On Fri, 2005-04-29 at 05:05, Mark Crean wrote:
Marc Chamberlin wrote:
Colin Carter wrote: Hmmm this ought to provoke an interesting discussion [snip]
Great post, bang on the money in my experience. Well said!
The answer to a lot of those who dislike MS but dread tangling with Linux is, I think, "Buy a Mac". Apple are on a roll at the moment and it is Mac OS, not Linux, that is hoovering up MS escapees and emerging reinvigorated by the iPod as the natural alternative to the Beast of Redmond. I'm a Linux user of a few years's standing now and use it as my main desktop OS, but alas Linux still seems so much in the grip of developers and gurus that true ease of use and consideration for the poor old end-user are as far away as ever, imho.
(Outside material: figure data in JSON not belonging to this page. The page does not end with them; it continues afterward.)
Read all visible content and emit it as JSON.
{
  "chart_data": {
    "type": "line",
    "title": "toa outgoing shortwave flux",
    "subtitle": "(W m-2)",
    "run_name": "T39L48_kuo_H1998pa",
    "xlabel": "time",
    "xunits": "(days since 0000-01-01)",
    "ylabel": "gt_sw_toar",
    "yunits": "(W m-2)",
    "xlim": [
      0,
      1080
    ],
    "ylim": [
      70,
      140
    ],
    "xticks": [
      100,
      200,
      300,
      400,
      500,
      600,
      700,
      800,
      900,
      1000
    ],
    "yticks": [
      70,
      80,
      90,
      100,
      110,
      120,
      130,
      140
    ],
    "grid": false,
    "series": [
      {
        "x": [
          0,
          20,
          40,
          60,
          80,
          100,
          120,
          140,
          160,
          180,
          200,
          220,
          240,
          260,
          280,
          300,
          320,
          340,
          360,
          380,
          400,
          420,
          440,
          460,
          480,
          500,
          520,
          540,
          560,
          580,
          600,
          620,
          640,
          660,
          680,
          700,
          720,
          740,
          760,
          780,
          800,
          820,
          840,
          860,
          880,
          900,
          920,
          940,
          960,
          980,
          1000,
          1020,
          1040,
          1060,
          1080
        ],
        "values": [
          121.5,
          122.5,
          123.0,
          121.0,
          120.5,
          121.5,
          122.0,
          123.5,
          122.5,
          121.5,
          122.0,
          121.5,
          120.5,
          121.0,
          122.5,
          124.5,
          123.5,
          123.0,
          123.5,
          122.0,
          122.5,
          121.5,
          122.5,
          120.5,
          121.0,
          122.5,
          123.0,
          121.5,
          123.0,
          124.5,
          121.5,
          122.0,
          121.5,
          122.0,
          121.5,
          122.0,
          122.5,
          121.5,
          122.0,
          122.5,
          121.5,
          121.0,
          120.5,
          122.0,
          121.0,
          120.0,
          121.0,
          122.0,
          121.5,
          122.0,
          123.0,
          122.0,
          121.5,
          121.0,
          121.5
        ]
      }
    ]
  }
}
Mac OS shows it can be done.
Quite a few posters on this thread have been sayin that their elderly mothers make ideal Linux users. Cue plangent violins. Promoting Linux as the ideal OS for the over-70s is not necessarily a plus point, though. Second, in my experience non-technical friends and relatives are much happier with a nice Mac laptop if Windows has been ruled out, not least because the children can come and play around on it with their mp3s and mini-iPods and you can watch dvds without first requiring a broadband internet connection and a degree in science. SuSE's decision to make multimedia an even tougher challenge in 9.3 is an extraordinary step backwards no matter how convincingly the arguments for their decision are put.
You know that Linux has a problem when Eric Raymond hammers at how difficult some things are. What brought this to mind was his rant on CUPS, and how he'd prefer to see something like what Mac does in terms of greying options and hardware detection. I can see why the likes of Linspire and Xandros have an install base.